Colbert’s images, visceral yet dreamlike, return us to a place we long for but cannot name. His photographs and films reawaken an ancient memory in us of a time when we lived in balance with our animal kin. Since we first painted their silhouettes on the walls of caves 35,000 years ago, animals have inhabited our stories, our dreams, and our imaginations.
Since he began creating his singular work of Ashes and Snow in 1992, Colbert has undertaken filming and photographic expeditions to every continent to collaborate with more than one hundred species around the world.

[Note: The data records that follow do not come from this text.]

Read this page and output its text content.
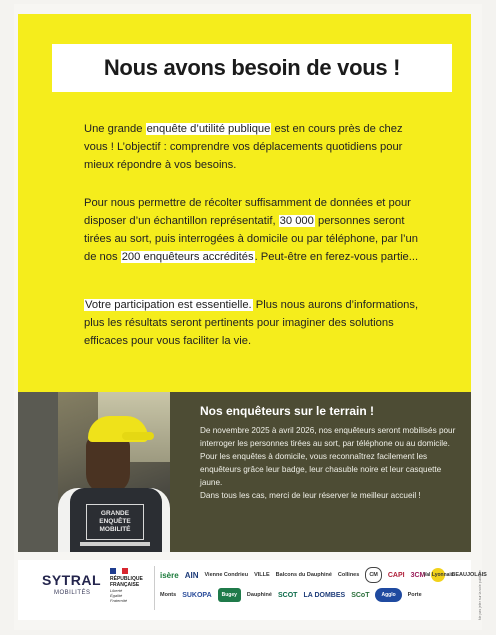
Nous avons besoin de vous !
Une grande enquête d’utilité publique est en cours près de chez vous ! L’objectif : comprendre vos déplacements quotidiens pour mieux répondre à vos besoins.
Pour nous permettre de récolter suffisamment de données et pour disposer d’un échantillon représentatif, 30 000 personnes seront tirées au sort, puis interrogées à domicile ou par téléphone, par l’un de nos 200 enquêteurs accrédités. Peut-être en ferez-vous partie...
Votre participation est essentielle. Plus nous aurons d’informations, plus les résultats seront pertinents pour imaginer des solutions efficaces pour vous faciliter la vie.
GRANDE
ENQUÊTE
MOBILITÉ
Nos enquêteurs sur le terrain !

De novembre 2025 à avril 2026, nos enquêteurs seront mobilisés pour interroger les personnes tirées au sort, par téléphone ou au domicile.

Pour les enquêtes à domicile, vous reconnaîtrez facilement les enquêteurs grâce leur badge, leur chasuble noire et leur casquette jaune.

Dans tous les cas, merci de leur réserver le meilleur accueil !

SYTRAL
MOBILITÉS
RÉPUBLIQUE
FRANÇAISE
Liberté
Égalité
Fraternité
isère AIN Vienne Condrieu VILLE Balcons du Dauphiné Collines	CM	CAPI 3CM
Val Lyonnais
BEAUJOLAIS
Monts SUKOPA	Bugey	Dauphiné SCOT LA DOMBES SCoT	Agglo	Porte	Ne pas jeter sur la voie publique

Colbert, who calls animals “nature’s living masterpieces,” photographs and films both wild animals and those that have been habituated to human contact in their native environments. There is no digital collaging. The images record what he saw through the lens of his camera. While Colbert uses both still and movie cameras, the photographic images are not taken from the film.

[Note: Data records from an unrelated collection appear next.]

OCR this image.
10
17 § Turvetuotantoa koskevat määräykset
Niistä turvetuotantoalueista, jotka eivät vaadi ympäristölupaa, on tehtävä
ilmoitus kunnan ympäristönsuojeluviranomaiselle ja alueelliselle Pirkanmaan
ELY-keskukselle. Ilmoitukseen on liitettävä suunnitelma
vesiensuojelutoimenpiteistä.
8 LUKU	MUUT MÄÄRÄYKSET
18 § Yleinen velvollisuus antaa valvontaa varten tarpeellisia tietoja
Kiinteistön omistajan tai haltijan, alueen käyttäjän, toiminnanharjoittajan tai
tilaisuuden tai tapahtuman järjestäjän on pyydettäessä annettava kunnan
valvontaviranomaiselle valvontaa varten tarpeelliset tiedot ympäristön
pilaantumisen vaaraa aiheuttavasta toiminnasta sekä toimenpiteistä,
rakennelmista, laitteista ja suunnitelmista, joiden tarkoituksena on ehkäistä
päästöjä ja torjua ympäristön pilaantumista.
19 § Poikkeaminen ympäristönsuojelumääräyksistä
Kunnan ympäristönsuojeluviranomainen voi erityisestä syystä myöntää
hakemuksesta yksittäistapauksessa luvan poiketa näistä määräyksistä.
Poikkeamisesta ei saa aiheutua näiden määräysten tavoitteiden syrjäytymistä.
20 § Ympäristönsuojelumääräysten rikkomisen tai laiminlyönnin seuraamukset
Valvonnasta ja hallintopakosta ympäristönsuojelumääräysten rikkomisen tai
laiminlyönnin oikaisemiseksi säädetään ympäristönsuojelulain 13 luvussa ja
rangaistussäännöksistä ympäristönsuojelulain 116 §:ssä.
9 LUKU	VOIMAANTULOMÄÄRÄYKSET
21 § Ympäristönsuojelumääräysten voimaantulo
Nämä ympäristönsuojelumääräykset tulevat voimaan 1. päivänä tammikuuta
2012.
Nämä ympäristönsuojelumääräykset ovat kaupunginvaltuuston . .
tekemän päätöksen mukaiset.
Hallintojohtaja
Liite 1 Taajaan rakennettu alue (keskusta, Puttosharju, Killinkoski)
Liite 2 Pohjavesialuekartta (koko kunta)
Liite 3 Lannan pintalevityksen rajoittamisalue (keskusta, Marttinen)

His original Ashes and Snow photographic artworks marry umber and sepia tones in a distinctive encaustic process on handmade Japanese paper. Each work, approximately seven feet by twelve feet, is mounted without commentary to encourage an emotional rather than an intellectual response to the images.

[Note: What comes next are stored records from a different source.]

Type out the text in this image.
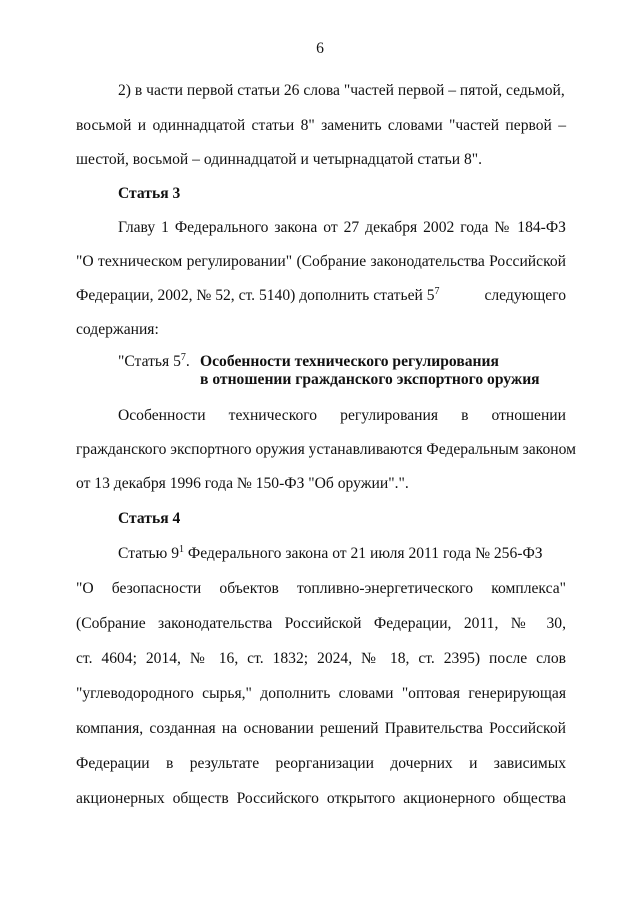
6
2) в части первой статьи 26 слова "частей первой – пятой, седьмой,
восьмой и одиннадцатой статьи 8" заменить словами "частей первой –
шестой, восьмой – одиннадцатой и четырнадцатой статьи 8".
Статья 3
Главу 1 Федерального закона от 27 декабря 2002 года № 184-ФЗ
"О техническом регулировании" (Собрание законодательства Российской
Федерации, 2002, № 52, ст. 5140) дополнить статьей $5^7$	следующего
содержания:
"Статья $5^7$. Особенности технического регулирования
в отношении гражданского экспортного оружия
Особенности технического регулирования в отношении
гражданского экспортного оружия устанавливаются Федеральным законом
от 13 декабря 1996 года № 150-ФЗ "Об оружии".".
Статья 4
Статью $9^1$ Федерального закона от 21 июля 2011 года № 256-ФЗ
"О безопасности объектов топливно-энергетического комплекса"
(Собрание законодательства Российской Федерации, 2011, № 30,
ст. 4604; 2014, № 16, ст. 1832; 2024, № 18, ст. 2395) после слов
"углеводородного сырья," дополнить словами "оптовая генерирующая
компания, созданная на основании решений Правительства Российской
Федерации в результате реорганизации дочерних и зависимых
акционерных обществ Российского открытого акционерного общества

An elephant does not see his trunk as merely a nose. It is also a trumpet. Colbert believes people tend to see cameras only as a device to take photographs. He sees cameras as musical instruments that can be played by the human eye.
The feature film was edited by two-time Oscar winner Pietro Scalia. It is narrated by Laurence Fishburne (English), Ken Watanabe (Japanese), Enrique Rocha (Spanish), and Jeanne Moreau (French). Musical collaborators include Michael Brook, David Darling, Heiner Goebbels, Lisa Gerrard, Lukas Foss, Nusrat Fateh Ali Khan, and Djivan Gasparyan.
The title Ashes and Snow refers to the literary component of the exhibition—a fictional account of a man who, over the course of a yearlong journey, composes 365 letters to his wife. The source of the title is revealed in the 365th letter.
Ashes and Snow first opened at the Arsenale in Venice, Italy, in 2002. The Nomadic Museum, the traveling home of Ashes and Snow, debuted in New York in 2005 and then migrated to Los Angeles, Tokyo, and Mexico City, and is charted to travel the globe with no final destination. Ashes and Snow has welcomed more than ten million visitors to date, making it the most attended exhibition by any living artist in history.